A doctor can readily diagnose swollen, painful hemorrhoids by inspecting the anus and rectum. An examination with a proctoscope helps a doctor confirm the disease. Further tests may be need to be done to exclude other conditions of the bowel such as tumor.


Usually, hemorrhoids do not require surgical treatment unless they cause symptoms. Taking stool softeners and high fiber diet relieve constipation and straining with bowel movements, which helps reduces the incidence of bleeding. Pain and swelling can sometimes be relieved by soaking the anus in warm water with some rock salt, in what is known as a sitz bath.

Bleeding hemorrhoids which dose not respond to stool softeners can be treated with an injection of a substance that causes the hemorrhoids to become obliterated with scar tissue; this procedure is called injection sclerotherapy.
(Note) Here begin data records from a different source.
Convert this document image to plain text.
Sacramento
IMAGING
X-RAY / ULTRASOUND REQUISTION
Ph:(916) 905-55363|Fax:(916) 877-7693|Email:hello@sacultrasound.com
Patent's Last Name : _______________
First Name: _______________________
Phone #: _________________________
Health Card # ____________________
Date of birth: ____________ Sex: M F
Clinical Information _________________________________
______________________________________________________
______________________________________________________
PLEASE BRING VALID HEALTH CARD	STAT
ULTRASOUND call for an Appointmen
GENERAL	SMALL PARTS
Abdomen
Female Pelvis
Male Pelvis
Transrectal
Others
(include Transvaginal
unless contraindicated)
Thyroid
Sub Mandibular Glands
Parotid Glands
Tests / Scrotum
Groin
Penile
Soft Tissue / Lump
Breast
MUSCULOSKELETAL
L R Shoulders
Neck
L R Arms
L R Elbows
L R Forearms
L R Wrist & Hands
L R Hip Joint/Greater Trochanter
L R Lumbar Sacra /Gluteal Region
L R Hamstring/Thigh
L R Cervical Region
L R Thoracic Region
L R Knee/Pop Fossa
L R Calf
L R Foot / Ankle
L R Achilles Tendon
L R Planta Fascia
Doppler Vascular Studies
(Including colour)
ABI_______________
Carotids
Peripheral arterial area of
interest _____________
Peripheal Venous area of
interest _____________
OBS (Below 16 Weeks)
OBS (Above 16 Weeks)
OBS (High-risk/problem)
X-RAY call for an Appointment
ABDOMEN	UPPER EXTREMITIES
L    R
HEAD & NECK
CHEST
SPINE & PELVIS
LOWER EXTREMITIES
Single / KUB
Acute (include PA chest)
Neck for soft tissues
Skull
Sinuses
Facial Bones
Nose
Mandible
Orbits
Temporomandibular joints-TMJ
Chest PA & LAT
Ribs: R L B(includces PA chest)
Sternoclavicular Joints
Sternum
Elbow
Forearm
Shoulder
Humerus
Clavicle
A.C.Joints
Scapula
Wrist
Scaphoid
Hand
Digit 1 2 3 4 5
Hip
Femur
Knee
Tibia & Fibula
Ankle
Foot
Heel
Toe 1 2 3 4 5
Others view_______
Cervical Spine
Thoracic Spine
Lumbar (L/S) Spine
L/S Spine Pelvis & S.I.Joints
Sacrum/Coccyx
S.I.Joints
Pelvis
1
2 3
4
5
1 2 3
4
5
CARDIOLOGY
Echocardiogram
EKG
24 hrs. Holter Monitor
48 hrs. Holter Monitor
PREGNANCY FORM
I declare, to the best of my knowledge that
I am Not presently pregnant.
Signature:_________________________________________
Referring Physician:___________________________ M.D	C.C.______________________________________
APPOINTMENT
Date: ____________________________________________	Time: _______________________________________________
Large internal hemorrhoids and those that do not respond to injection sclerotherapy can be tied off with rubber bands (a procedure called rubber band ligation). The band causes the hemorrhoid to wither and drop off painlessly. Internal hemorrhoids may also be destroyed with a laser (laser destruction), an infrared light (infrared photocoagulation), or an electrical current (electrocoagulation).
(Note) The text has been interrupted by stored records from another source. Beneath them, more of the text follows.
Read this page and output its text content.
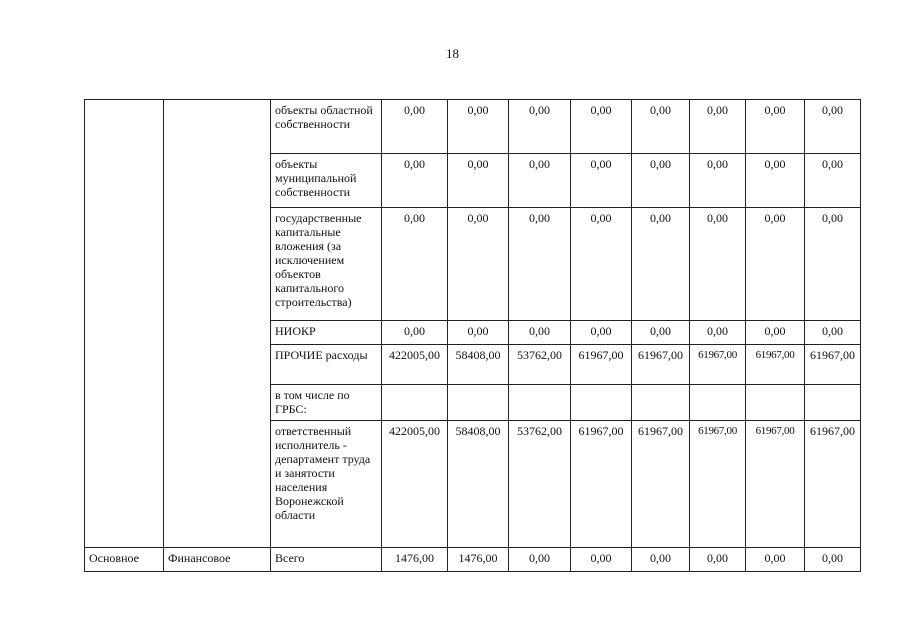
18
		объекты областной собственности	0,00	0,00	0,00	0,00	0,00	0,00	0,00	0,00
		объекты муниципальной собственности	0,00	0,00	0,00	0,00	0,00	0,00	0,00	0,00
		государственные капитальные вложения (за исключением объектов капитального строительства)	0,00	0,00	0,00	0,00	0,00	0,00	0,00	0,00
		НИОКР	0,00	0,00	0,00	0,00	0,00	0,00	0,00	0,00
		ПРОЧИЕ расходы	422005,00	58408,00	53762,00	61967,00	61967,00	61967,00	61967,00	61967,00
		в том числе по ГРБС:								
		ответственный исполнитель - департамент труда и занятости населения Воронежской области	422005,00	58408,00	53762,00	61967,00	61967,00	61967,00	61967,00	61967,00
Основное	Финансовое	Всего	1476,00	1476,00	0,00	0,00	0,00	0,00	0,00	0,00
Surgery to remove the hemorrhoids is useful if other treatments fail. Surgery is the only treatment for prolapsing hemorrhoids and external skin tags. Earlier hemorrhoid surgery was associated with severe pain. Now, less painful techniques such as diathermy surgery and circumferential stapled hemorrhoidectomy are routinely performed as day care procedures

When a hemorrhoid with a blood clot (thrombus) causes pain, it is treated with warm sitz baths and local anesthetic ointments. Pain and swelling usually diminish after a short while, and clots disappear over 4 to 6 weeks. Alternatively, especially when the pain is severe, a doctor may cut the vein and remove the clot, which sometimes relieves the pain rapidly.